Although smoking is the main cause of most lung cancers, there are still 20% of lung cancer patients who have never smoked. The new guidelines do not recommend lung cancer screening.
In this regard, Dr. Walker explained that the reason why only smokers are recommended to be screened is because there are certain risks in the screening process. “Because in these low-risk non-smokers, CT screening may do more harm than good.”
On the other hand, the hazards of kitchen fume cannot be ignored. Kitchen oil fume contains more than 200 harmful substances, including many carcinogens. “Lung Cancer” magazine published a related study: cooking oil fume can increase the risk of lung cancer in non-smokers by 3.79 times.
Therefore, even if you do not smoke, if you are over 50 years old, there are people around you who smoke, have a history of radon exposure or occupational exposure, have a family history of lung cancer (especially a first-degree relative), have a history of chronic obstructive pulmonary disease or pulmonary fibrosis Wait, it is also recommended to do lung cancer screening once a year.

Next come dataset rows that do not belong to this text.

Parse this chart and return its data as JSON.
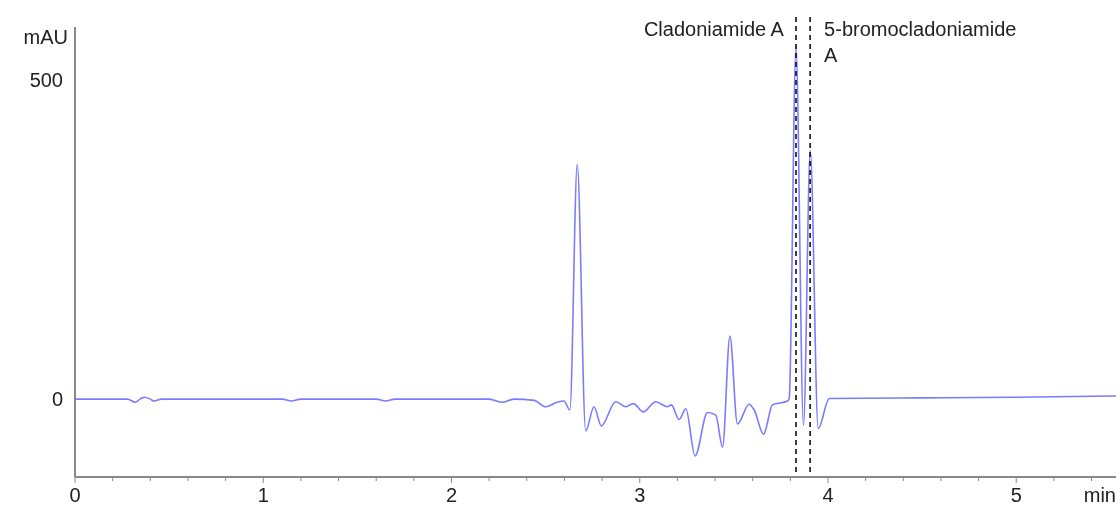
{
  "chart_data": {
    "type": "line",
    "xlabel": "min",
    "ylabel": "mAU",
    "xlim": [
      0,
      5.53
    ],
    "ylim": [
      -122,
      583
    ],
    "xticks": [
      0,
      {
        "value": 0.2,
        "label": null
      },
      {
        "value": 0.4,
        "label": null
      },
      {
        "value": 0.6,
        "label": null
      },
      {
        "value": 0.8,
        "label": null
      },
      1,
      {
        "value": 1.2,
        "label": null
      },
      {
        "value": 1.4,
        "label": null
      },
      {
        "value": 1.6,
        "label": null
      },
      {
        "value": 1.8,
        "label": null
      },
      2,
      {
        "value": 2.2,
        "label": null
      },
      {
        "value": 2.4,
        "label": null
      },
      {
        "value": 2.6,
        "label": null
      },
      {
        "value": 2.8,
        "label": null
      },
      3,
      {
        "value": 3.2,
        "label": null
      },
      {
        "value": 3.4,
        "label": null
      },
      {
        "value": 3.6,
        "label": null
      },
      {
        "value": 3.8,
        "label": null
      },
      4,
      {
        "value": 4.2,
        "label": null
      },
      {
        "value": 4.4,
        "label": null
      },
      {
        "value": 4.6,
        "label": null
      },
      {
        "value": 4.8,
        "label": null
      },
      5,
      {
        "value": 5.2,
        "label": null
      },
      {
        "value": 5.4,
        "label": null
      }
    ],
    "yticks": [
      0,
      500
    ],
    "grid": false,
    "marker": "none",
    "line_style": "solid",
    "ref_lines": [
      {
        "axis": "x",
        "value": 3.83,
        "label": "Cladoniamide A",
        "color": "#000000",
        "line_style": "dashed"
      },
      {
        "axis": "x",
        "value": 3.905,
        "label": "5-bromocladoniamide A",
        "color": "#000000",
        "line_style": "dashed"
      }
    ],
    "series": [
      {
        "color": "#7b7bff",
        "x": [
          0,
          0.28,
          0.32,
          0.35,
          0.37,
          0.4,
          0.42,
          0.46,
          1.1,
          1.15,
          1.2,
          1.6,
          1.65,
          1.7,
          2.2,
          2.27,
          2.33,
          2.44,
          2.5,
          2.56,
          2.597,
          2.629,
          2.668,
          2.713,
          2.757,
          2.796,
          2.872,
          2.926,
          2.966,
          3.019,
          3.085,
          3.147,
          3.168,
          3.209,
          3.245,
          3.294,
          3.36,
          3.404,
          3.44,
          3.479,
          3.519,
          3.581,
          3.608,
          3.658,
          3.705,
          3.785,
          3.794,
          3.83,
          3.87,
          3.906,
          3.948,
          4.007,
          4.5,
          5.0,
          5.53
        ],
        "values": [
          0,
          0,
          -5,
          1,
          3,
          0,
          -3,
          0,
          0,
          -3,
          0,
          0,
          -3,
          0,
          0,
          -5,
          0,
          -2,
          -12,
          -5,
          -3,
          -17,
          368,
          -50,
          -12,
          -42,
          -4,
          -12,
          -7,
          -20,
          -4,
          -12,
          -9,
          -32,
          -15,
          -89,
          -21,
          -25,
          -75,
          99,
          -39,
          -8,
          -17,
          -55,
          -9,
          -3,
          1,
          552,
          -41,
          390,
          -46,
          1,
          2,
          3,
          5
        ]
      }
    ]
  }
}
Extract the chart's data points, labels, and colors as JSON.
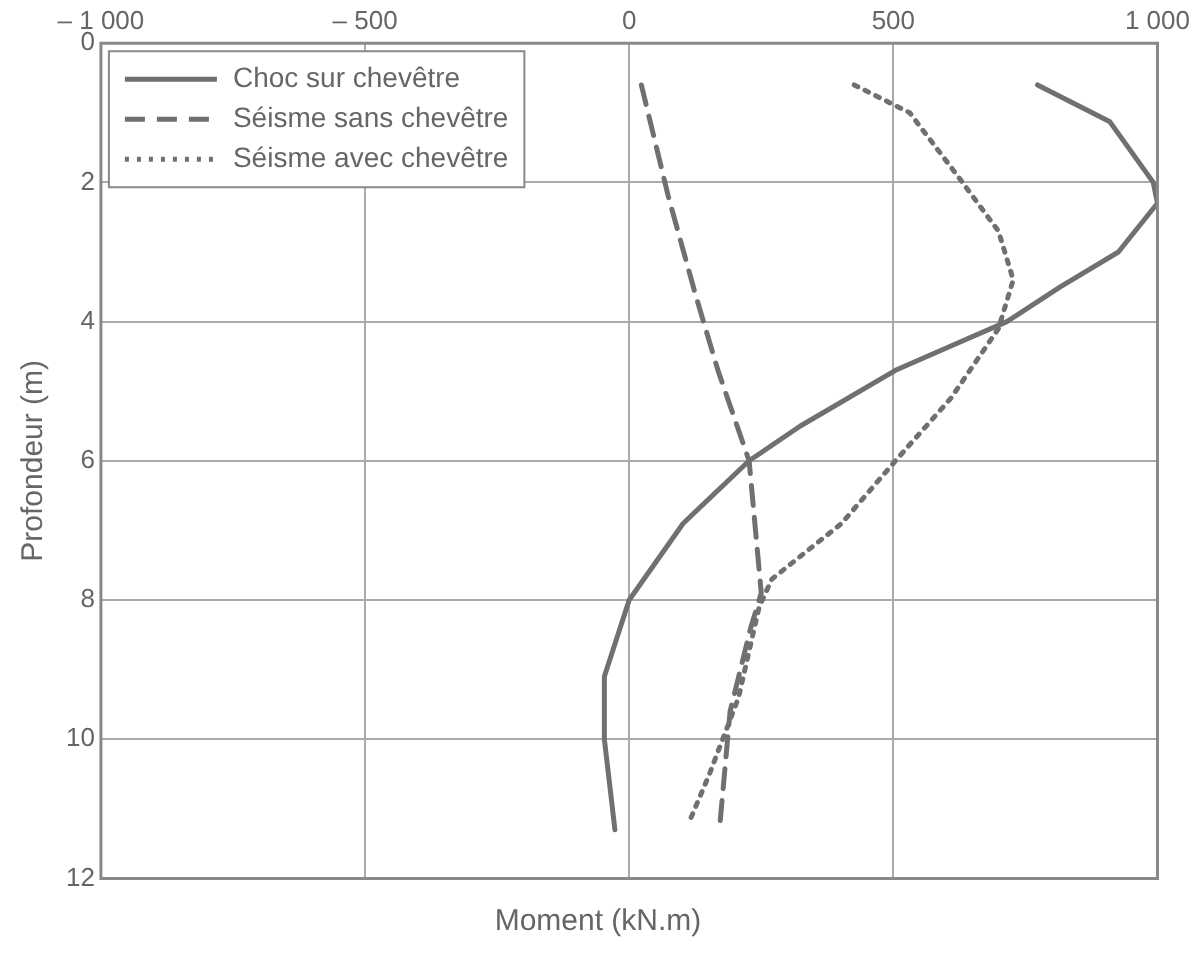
{
  "chart_data": {
    "type": "line",
    "xlabel": "Moment (kN.m)",
    "ylabel": "Profondeur (m)",
    "xlim": [
      -1000,
      1000
    ],
    "xticks": [
      {
        "value": -1000,
        "label": "– 1 000"
      },
      {
        "value": -500,
        "label": "– 500"
      },
      0,
      500,
      {
        "value": 1000,
        "label": "1 000"
      }
    ],
    "ylim": [
      12,
      0
    ],
    "yticks": [
      0,
      2,
      4,
      6,
      8,
      10,
      12
    ],
    "grid": true,
    "legend": "top left",
    "marker": "none",
    "series": [
      {
        "name": "Choc sur chevêtre",
        "color": "#707070",
        "line_style": "solid",
        "x": [
          773,
          910,
          992,
          1000,
          926,
          816,
          715,
          609,
          504,
          324,
          227,
          102,
          0,
          -47,
          -47,
          -27
        ],
        "values": [
          0.6,
          1.13,
          2.0,
          2.3,
          3.0,
          3.5,
          4.0,
          4.35,
          4.7,
          5.5,
          6.0,
          6.9,
          8.0,
          9.1,
          10.0,
          11.3
        ]
      },
      {
        "name": "Séisme sans chevêtre",
        "color": "#707070",
        "line_style": "dashed",
        "x": [
          23,
          74,
          125,
          168,
          227,
          250,
          230,
          191,
          172
        ],
        "values": [
          0.6,
          2.2,
          3.6,
          4.7,
          6.0,
          7.9,
          8.4,
          9.6,
          11.2
        ]
      },
      {
        "name": "Séisme avec chevêtre",
        "color": "#707070",
        "line_style": "dotted",
        "x": [
          426,
          531,
          621,
          699,
          727,
          699,
          609,
          504,
          402,
          270,
          246,
          207,
          152,
          113
        ],
        "values": [
          0.6,
          1.0,
          1.9,
          2.7,
          3.4,
          4.1,
          5.1,
          6.0,
          6.9,
          7.7,
          8.1,
          9.4,
          10.5,
          11.2
        ]
      }
    ]
  }
}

In addition, the guidelines also recommend that patients consult their doctors before screening to fully understand the potential pros and cons of screening.
Regardless of whether you have a history of smoking, if you have the following symptoms, it is recommended to seek immediate medical attention: persistent cough, pneumonia (unhealed for a long time), abnormal weight loss or voice changes. It is not the best for lung cancer. The key is to be responsible for yourself. If you find a serious health problem, you can treat it in time.
Finally, some smokers think that since people who don’t smoke can also get lung cancer, I don’t have to quit smoking. Wrong!
Because the genetic mutations of lung cancer in smokers and non-smokers are completely different, non-smokers usually carry EGFR and ALK mutations, and the proportion of non-smokers in Asian women with lung cancer is even close to 50%.
The EGFR and ALK gene mutations are “golden mutations”, and many targeted drugs have been marketed; while smoking patients have fewer treatment options. Therefore, the survival rate and quality of life of lung cancer patients who also have lung cancer and non-smokers are likely to exceed those of smokers.